You need to read a PHP and MySQL tutorial.

do you have any good ones to suggest? I would if i could find a good one.

OK, after reading the MySQL manual, I have every error resolved except this one: Warning: mysql_result(): Unable to jump to row 1 on MySQL result index 4 in /home/nurowars/public_html/test/register.php on line 51

It creates the row but the number it inserts is wrong. The code is here


$last = mysql_num_rows($rs5);
$userid = mysql_result($rs5, $last);

What does it mean unable to jump row?

$last = mysql_num_rows($rs5);
$userid = mysql_result($rs5, $last);


It's a bit confusing here. You've done a query, and you want to know how many rows you have. That goes into $last.

If you have one row, then $last will be 1.

However, the index for mysql_result starts from 0, so by putting the value of $last in there, you're asking for the second row, when we know there's only one!

You could put:

$userid = mysql_result($rs5, $last-1);

but I can't help thinking that the whole thing is a bit confused. Are you doing a select, and expecting to return a single row? I would check if mysql_num_rows() returned a single row, then do:

$userid = mysql_result($rs5, 0);

But maybe I'm just missing what you're trying to do :-)

Toby

i am trying to use it to make ids. So it queries the table and says whats the last id you have, adds 1 to it and inserts in a new row. The minus 1 thing worked perfectly. Everything is working great, except my database. On every table every time i insert a new row, they don't want to stay there! They change position. I'm not sure why. I figured out a way to get around this, but I'd still like to know why this happens.
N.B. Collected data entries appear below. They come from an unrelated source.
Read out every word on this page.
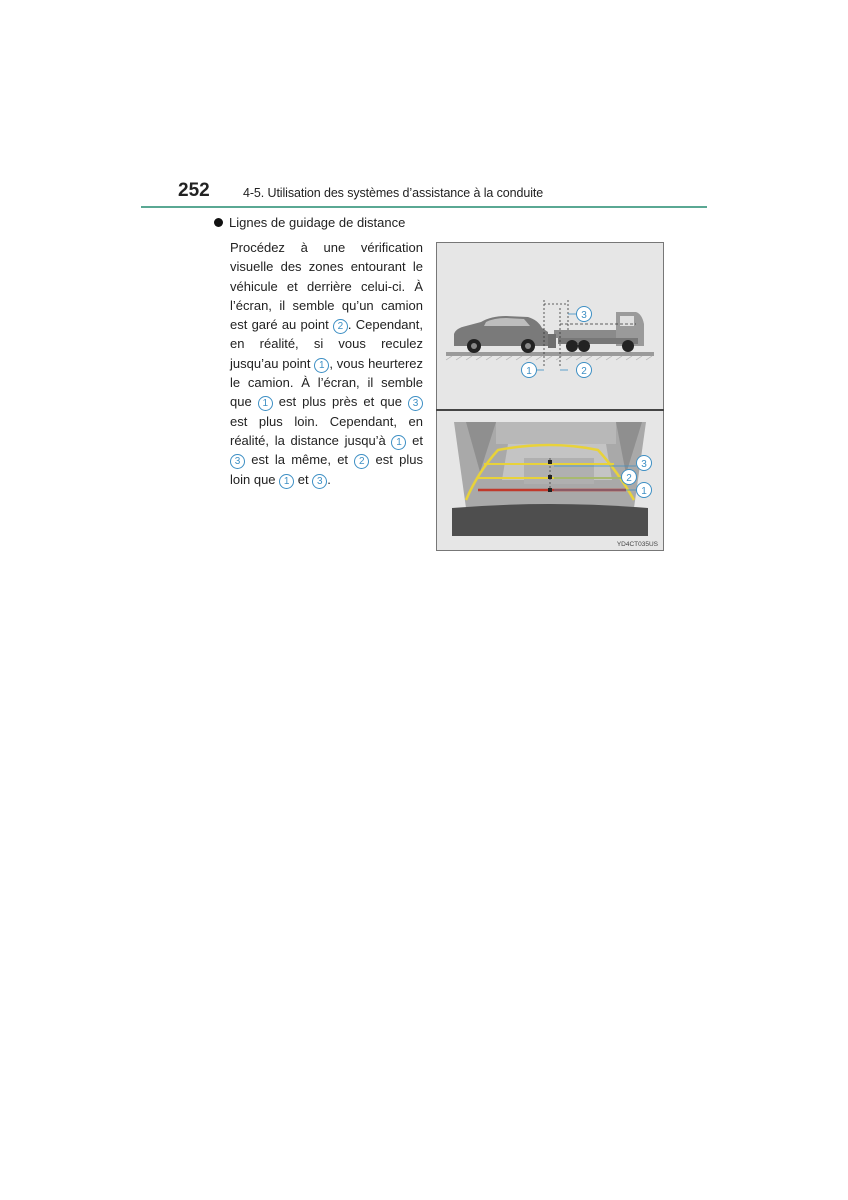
252	4-5. Utilisation des systèmes d’assistance à la conduite
Lignes de guidage de distance

Procédez à une vérification visuelle des zones entourant le véhicule et derrière celui-ci. À l’écran, il semble qu’un camion est garé au point 2 . Cependant, en réalité, si vous reculez jusqu’au point 1 , vous heurterez le camion. À l’écran, il semble que 1 est plus près et que 3 est plus loin. Cependant, en réalité, la distance jusqu’à 1 et 3 est la même, et 2 est plus loin que 1 et 3 .

3
1	2
3
2
1
YD4CT035US
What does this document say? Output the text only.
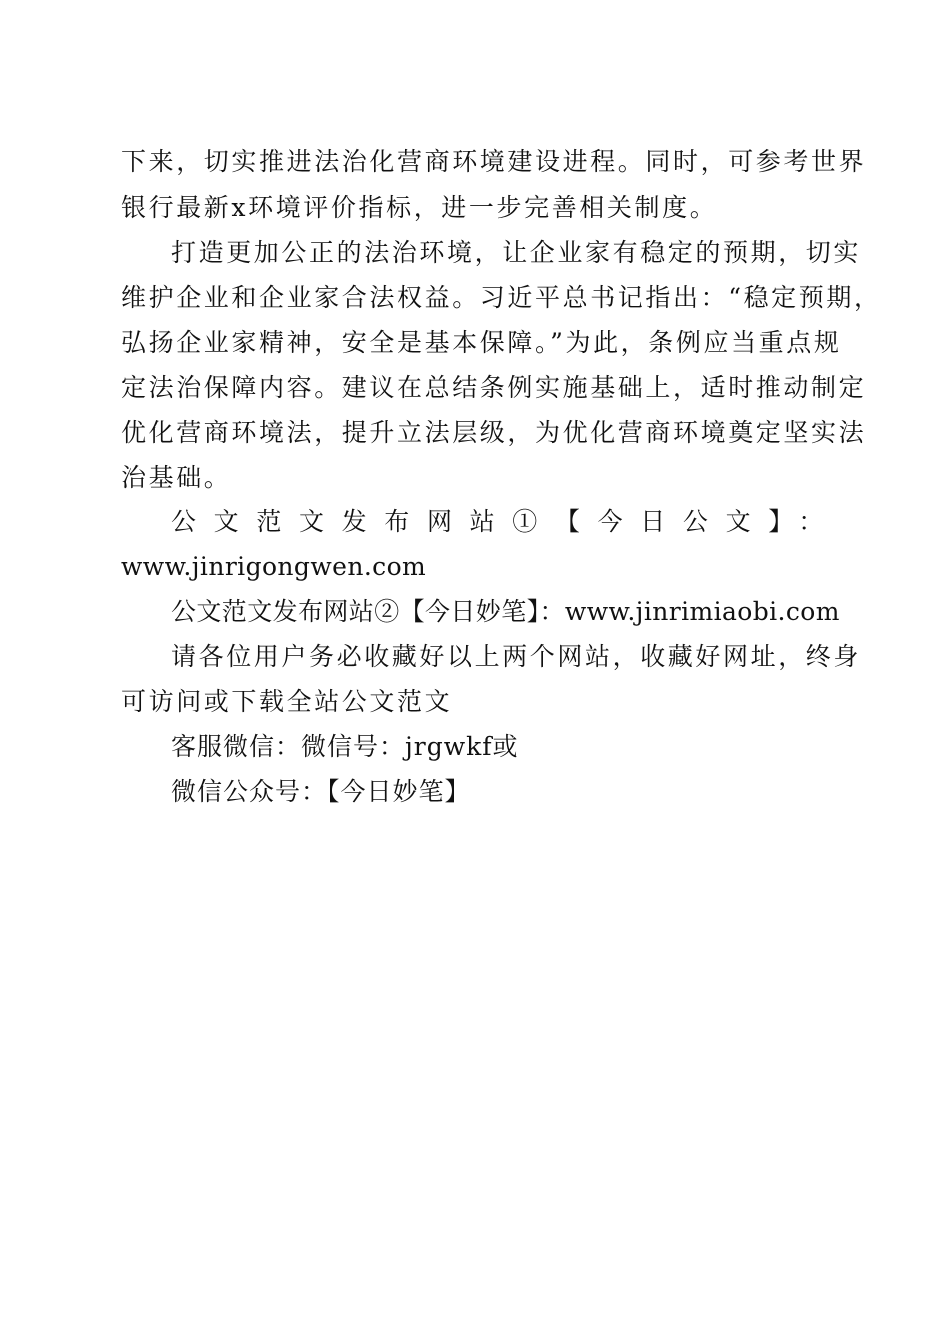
下来，切实推进法治化营商环境建设进程。同时，可参考世界
银行最新x环境评价指标，进一步完善相关制度。
打造更加公正的法治环境，让企业家有稳定的预期，切实
维护企业和企业家合法权益。习近平总书记指出：“稳定预期，
弘扬企业家精神，安全是基本保障。”为此，条例应当重点规
定法治保障内容。建议在总结条例实施基础上，适时推动制定
优化营商环境法，提升立法层级，为优化营商环境奠定坚实法
治基础。
公文范文发布网站①【今日公文】：
www.jinrigongwen.com
公文范文发布网站②【今日妙笔】：www.jinrimiaobi.com
请各位用户务必收藏好以上两个网站，收藏好网址，终身
可访问或下载全站公文范文
客服微信：微信号：jrgwkf或
微信公众号：【今日妙笔】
thanks everyone for your help!
:D

There's a basic theoretical principle of relational databases, that you can infer absolutely nothing from the order of the rows you get from a query, unless you specifically order them.
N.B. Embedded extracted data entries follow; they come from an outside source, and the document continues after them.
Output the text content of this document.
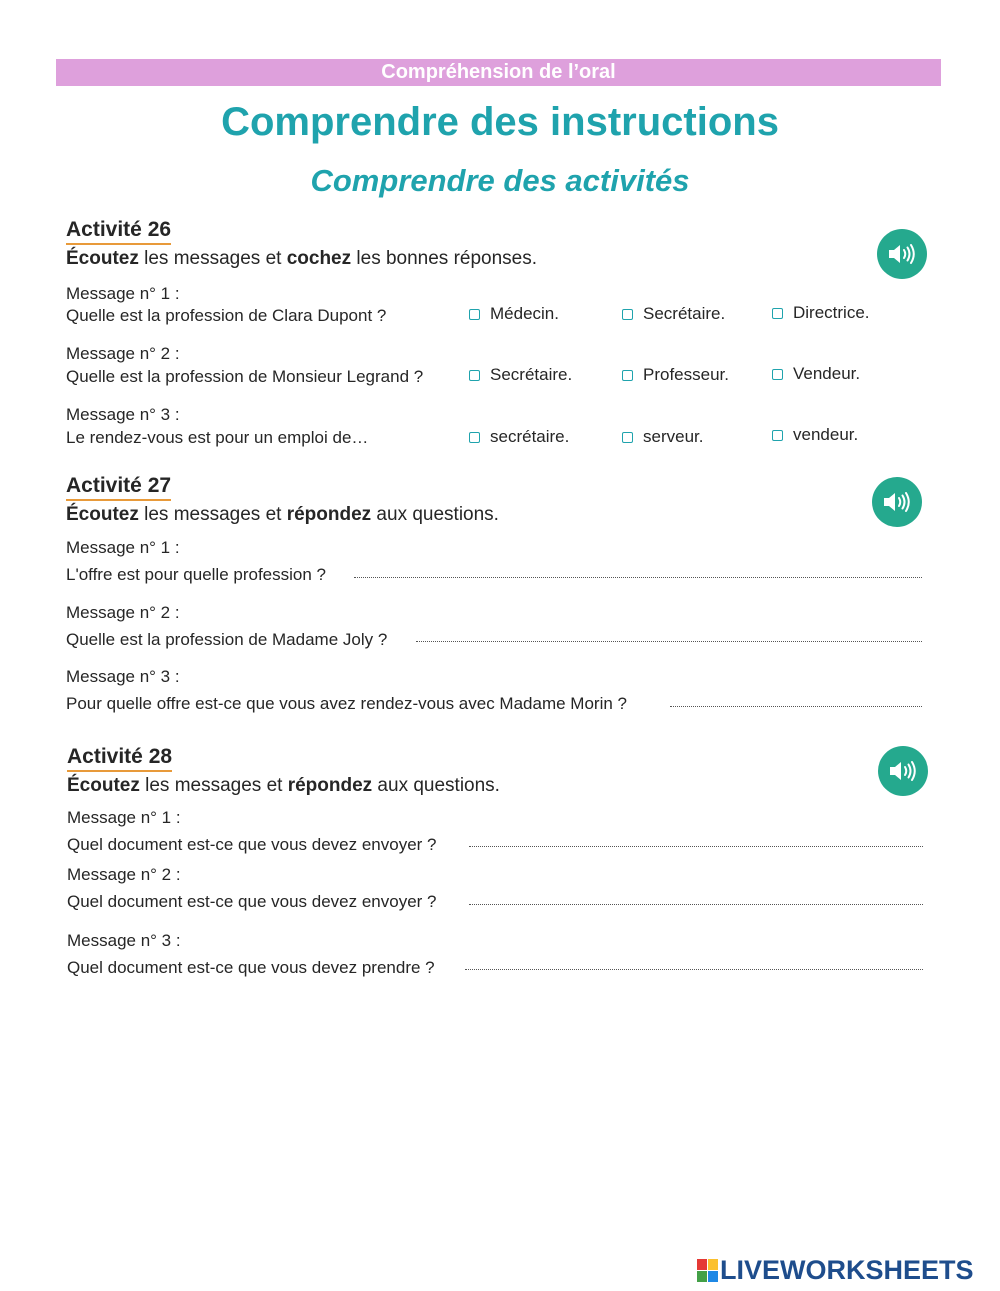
Compréhension de l’oral
Comprendre des instructions
Comprendre des activités
Activité 26
Écoutez les messages et cochez les bonnes réponses.
Message n° 1 :
Quelle est la profession de Clara Dupont ?	Médecin.	Secrétaire.	Directrice.
Message n° 2 :
Quelle est la profession de Monsieur Legrand ?	Secrétaire.	Professeur.	Vendeur.
Message n° 3 :
Le rendez-vous est pour un emploi de…	secrétaire.	serveur.	vendeur.
Activité 27
Écoutez les messages et répondez aux questions.
Message n° 1 :
L'offre est pour quelle profession ?
Message n° 2 :
Quelle est la profession de Madame Joly ?
Message n° 3 :
Pour quelle offre est-ce que vous avez rendez-vous avec Madame Morin ?
Activité 28
Écoutez les messages et répondez aux questions.
Message n° 1 :
Quel document est-ce que vous devez envoyer ?
Message n° 2 :
Quel document est-ce que vous devez envoyer ?
Message n° 3 :
Quel document est-ce que vous devez prendre ?
LIVEWORKSHEETS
In other words, if you select all rows from a table, you can not assume that the most recently added entry will be the last row returned. If you are assigning autoincrement ID numbers, you can order by ID. If you don't have any suitable field to order by, add a timestamp field. You can just leave that blank, and when the row is created, it will have the current date and time added automatically.

Toby